The closed meeting comes just three days after the board voted on three motions to overhaul the troubled department. The motions asked the Trial Department to work to reduce the number of teens in the ward care and find suitable places to house young offenders arriving in the county from the states youth facilities, among other requests.
Following the nearly three-hour private session on Friday, Supervisor Kathryn Barger said in a statement that the board had asked Fletcher to “find solutions that provide youth with proper care and rehabilitation while under county supervision.”
“We have to get this right,” she said.
If they don’t, the province has just two months to find places for the approximately 380 children housed in the two halls.
This number could grow in the coming months as California closes its juvenile justice department and sends more youths in state facilities back to their home countries. While it is believed that the youths would go to Nidorf’s Secure Youth Track Facility, or SYTF, the lack of programming at the facility and the recent violence have raised concerns about the housing of those returning from state facilities in Nidorf.

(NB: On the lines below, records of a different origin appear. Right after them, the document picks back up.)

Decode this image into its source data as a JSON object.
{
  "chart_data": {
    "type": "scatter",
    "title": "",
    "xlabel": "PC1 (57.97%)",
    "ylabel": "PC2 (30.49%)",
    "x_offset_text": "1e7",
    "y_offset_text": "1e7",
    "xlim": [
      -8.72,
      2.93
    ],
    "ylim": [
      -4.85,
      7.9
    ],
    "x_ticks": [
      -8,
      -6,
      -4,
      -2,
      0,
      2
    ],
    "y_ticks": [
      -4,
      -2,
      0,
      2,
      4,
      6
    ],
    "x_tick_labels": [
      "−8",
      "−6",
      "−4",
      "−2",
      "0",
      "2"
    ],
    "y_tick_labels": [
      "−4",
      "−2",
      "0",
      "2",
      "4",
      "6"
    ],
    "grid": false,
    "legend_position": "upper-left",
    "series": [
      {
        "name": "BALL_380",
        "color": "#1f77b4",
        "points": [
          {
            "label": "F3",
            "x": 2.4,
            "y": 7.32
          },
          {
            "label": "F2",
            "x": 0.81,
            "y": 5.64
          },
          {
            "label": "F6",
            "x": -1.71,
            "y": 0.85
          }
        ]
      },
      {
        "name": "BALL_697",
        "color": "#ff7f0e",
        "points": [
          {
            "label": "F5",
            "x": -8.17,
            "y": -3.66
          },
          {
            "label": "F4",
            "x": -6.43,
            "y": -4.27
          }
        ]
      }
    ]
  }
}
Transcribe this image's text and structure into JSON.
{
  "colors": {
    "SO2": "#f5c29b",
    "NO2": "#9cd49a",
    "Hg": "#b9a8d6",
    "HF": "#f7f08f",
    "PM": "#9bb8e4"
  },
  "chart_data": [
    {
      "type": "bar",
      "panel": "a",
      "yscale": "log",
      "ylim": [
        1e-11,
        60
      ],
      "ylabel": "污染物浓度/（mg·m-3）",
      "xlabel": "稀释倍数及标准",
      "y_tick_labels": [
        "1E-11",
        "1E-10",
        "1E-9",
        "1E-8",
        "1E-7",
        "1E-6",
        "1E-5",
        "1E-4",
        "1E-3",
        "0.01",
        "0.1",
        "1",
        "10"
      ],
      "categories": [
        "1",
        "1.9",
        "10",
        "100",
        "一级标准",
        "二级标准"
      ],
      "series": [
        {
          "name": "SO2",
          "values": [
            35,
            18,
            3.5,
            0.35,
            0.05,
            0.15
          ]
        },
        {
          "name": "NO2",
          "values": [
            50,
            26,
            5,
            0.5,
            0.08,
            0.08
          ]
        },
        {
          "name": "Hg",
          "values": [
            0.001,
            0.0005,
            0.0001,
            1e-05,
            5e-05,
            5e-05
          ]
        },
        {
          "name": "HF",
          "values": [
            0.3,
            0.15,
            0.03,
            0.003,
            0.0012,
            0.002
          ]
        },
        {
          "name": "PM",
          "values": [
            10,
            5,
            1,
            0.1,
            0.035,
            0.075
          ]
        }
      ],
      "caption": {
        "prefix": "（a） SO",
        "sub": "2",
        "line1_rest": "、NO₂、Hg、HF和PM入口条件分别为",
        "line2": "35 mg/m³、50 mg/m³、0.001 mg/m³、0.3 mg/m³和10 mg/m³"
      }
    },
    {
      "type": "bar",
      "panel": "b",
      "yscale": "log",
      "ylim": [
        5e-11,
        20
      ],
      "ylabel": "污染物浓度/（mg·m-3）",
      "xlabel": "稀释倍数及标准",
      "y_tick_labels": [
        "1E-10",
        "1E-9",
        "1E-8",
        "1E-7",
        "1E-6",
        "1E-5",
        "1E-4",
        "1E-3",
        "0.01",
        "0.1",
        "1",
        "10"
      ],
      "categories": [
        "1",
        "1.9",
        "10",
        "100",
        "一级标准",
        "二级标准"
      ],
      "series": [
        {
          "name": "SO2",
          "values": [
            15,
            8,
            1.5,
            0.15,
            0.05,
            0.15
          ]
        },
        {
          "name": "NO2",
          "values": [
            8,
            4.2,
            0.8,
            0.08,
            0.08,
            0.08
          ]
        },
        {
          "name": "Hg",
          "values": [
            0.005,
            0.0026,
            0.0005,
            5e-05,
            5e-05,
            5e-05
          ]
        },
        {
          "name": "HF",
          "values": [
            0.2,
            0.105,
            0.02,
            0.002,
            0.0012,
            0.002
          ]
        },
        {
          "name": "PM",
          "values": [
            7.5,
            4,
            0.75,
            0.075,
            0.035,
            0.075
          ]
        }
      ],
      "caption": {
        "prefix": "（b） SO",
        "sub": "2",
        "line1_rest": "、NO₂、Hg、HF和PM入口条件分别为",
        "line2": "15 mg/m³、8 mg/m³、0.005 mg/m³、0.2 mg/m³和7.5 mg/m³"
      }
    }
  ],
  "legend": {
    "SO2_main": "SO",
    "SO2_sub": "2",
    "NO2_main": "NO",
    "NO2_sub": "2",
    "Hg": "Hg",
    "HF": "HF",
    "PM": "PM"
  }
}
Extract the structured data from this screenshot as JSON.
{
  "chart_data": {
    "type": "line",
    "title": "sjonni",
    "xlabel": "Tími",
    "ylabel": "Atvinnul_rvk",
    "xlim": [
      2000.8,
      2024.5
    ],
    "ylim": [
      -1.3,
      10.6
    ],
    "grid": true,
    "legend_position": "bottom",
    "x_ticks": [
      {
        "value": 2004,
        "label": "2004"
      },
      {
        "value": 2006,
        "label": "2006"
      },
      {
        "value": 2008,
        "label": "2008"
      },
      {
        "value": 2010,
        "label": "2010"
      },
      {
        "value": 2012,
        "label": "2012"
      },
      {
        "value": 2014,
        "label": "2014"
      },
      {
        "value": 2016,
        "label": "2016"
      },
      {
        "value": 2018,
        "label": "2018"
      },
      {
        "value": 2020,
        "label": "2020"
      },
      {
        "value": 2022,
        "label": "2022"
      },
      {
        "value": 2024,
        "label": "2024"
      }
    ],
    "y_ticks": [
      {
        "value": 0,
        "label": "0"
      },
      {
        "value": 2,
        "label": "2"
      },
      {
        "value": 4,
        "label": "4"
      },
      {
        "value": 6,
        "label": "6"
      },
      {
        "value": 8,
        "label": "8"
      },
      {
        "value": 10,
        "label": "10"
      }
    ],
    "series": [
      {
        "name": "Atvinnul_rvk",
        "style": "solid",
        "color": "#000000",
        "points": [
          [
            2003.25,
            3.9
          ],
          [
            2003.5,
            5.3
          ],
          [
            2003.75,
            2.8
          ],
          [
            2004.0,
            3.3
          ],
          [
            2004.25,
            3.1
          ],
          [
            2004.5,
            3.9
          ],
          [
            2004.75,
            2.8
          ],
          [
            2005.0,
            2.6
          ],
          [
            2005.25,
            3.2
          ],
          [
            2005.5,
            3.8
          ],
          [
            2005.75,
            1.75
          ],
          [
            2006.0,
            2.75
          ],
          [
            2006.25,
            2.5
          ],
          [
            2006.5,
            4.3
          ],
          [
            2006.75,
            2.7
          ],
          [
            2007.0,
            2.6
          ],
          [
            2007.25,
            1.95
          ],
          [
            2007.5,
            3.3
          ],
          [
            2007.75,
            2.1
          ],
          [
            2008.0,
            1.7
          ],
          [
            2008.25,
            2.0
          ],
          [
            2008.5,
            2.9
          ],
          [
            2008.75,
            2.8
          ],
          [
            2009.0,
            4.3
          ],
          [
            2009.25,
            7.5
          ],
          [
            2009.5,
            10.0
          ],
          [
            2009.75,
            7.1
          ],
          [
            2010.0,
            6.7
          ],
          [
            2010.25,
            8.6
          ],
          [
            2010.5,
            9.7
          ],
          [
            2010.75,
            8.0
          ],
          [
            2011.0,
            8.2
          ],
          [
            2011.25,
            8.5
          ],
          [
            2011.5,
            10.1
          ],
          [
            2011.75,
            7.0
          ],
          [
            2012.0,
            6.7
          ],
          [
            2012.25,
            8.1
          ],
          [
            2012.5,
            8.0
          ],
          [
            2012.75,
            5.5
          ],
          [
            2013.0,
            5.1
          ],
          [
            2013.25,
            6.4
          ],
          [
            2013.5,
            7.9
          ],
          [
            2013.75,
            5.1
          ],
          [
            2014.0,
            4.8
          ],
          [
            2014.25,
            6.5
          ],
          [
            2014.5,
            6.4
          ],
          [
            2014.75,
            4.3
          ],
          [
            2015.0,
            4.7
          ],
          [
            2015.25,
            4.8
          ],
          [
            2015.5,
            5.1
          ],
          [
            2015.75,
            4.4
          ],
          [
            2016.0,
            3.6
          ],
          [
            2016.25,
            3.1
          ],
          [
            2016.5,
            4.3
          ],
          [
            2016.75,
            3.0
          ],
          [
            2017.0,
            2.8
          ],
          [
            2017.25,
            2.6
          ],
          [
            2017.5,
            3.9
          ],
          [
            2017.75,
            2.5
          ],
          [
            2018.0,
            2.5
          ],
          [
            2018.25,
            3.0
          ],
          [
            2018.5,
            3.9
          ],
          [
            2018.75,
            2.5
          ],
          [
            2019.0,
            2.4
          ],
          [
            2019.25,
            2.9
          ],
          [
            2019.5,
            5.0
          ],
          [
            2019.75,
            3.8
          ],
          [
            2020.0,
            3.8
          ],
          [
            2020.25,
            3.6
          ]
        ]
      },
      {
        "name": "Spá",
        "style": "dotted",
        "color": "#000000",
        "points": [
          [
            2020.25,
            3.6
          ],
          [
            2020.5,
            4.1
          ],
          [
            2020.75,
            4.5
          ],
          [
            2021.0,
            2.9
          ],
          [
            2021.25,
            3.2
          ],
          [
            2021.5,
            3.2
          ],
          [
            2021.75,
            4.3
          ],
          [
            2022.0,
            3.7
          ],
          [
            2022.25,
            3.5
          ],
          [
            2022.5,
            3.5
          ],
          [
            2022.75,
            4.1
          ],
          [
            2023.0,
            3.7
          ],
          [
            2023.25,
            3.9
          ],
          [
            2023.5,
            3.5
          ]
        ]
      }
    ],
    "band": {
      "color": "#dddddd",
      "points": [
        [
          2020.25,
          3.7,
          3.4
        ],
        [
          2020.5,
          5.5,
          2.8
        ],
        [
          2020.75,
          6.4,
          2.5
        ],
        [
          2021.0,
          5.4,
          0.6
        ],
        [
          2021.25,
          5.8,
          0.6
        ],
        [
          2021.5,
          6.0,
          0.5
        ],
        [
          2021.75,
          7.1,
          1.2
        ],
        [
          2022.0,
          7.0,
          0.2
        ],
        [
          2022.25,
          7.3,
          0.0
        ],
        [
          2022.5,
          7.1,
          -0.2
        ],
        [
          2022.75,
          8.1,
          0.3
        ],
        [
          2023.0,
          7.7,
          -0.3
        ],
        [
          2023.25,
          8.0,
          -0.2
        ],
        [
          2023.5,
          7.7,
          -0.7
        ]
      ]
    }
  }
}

Wende Julien, the head of the Probation Oversight Commission, said the department’s watchdog group had repeatedly recommended the department move these youths from the Secure Youth Track Facility to Campus Kilpatrick in Malibu or Los Padrinos Juvenile Hall in Downey, which opened in 2019. was closed. happened. The probation department has made very little progress, including only 11 juveniles being transferred to Kilpatrick with the remainder remaining at Barry J. Nidorf. wrote Julien in a statement. … Although the youth prone to SYTF currently only make up about 20% of the juvenile facility population, the Probation Committee has recommended moving them to a more appropriate and rehabilitative location for their well-being and addressing Barry’s recurring problems tackle J Nidorf youth hall. She said the Oversight Commission has not received a plan from the probation department regarding evacuation of halls. Tracie Cone, a spokesperson for the Board of State and Community Corrections, previously said the board has no role in deciding where the county should move youth, though she noted that state rules prohibit the county from sending youth to adult facilities. move. She declined to comment on the board’s letter to Fletcher.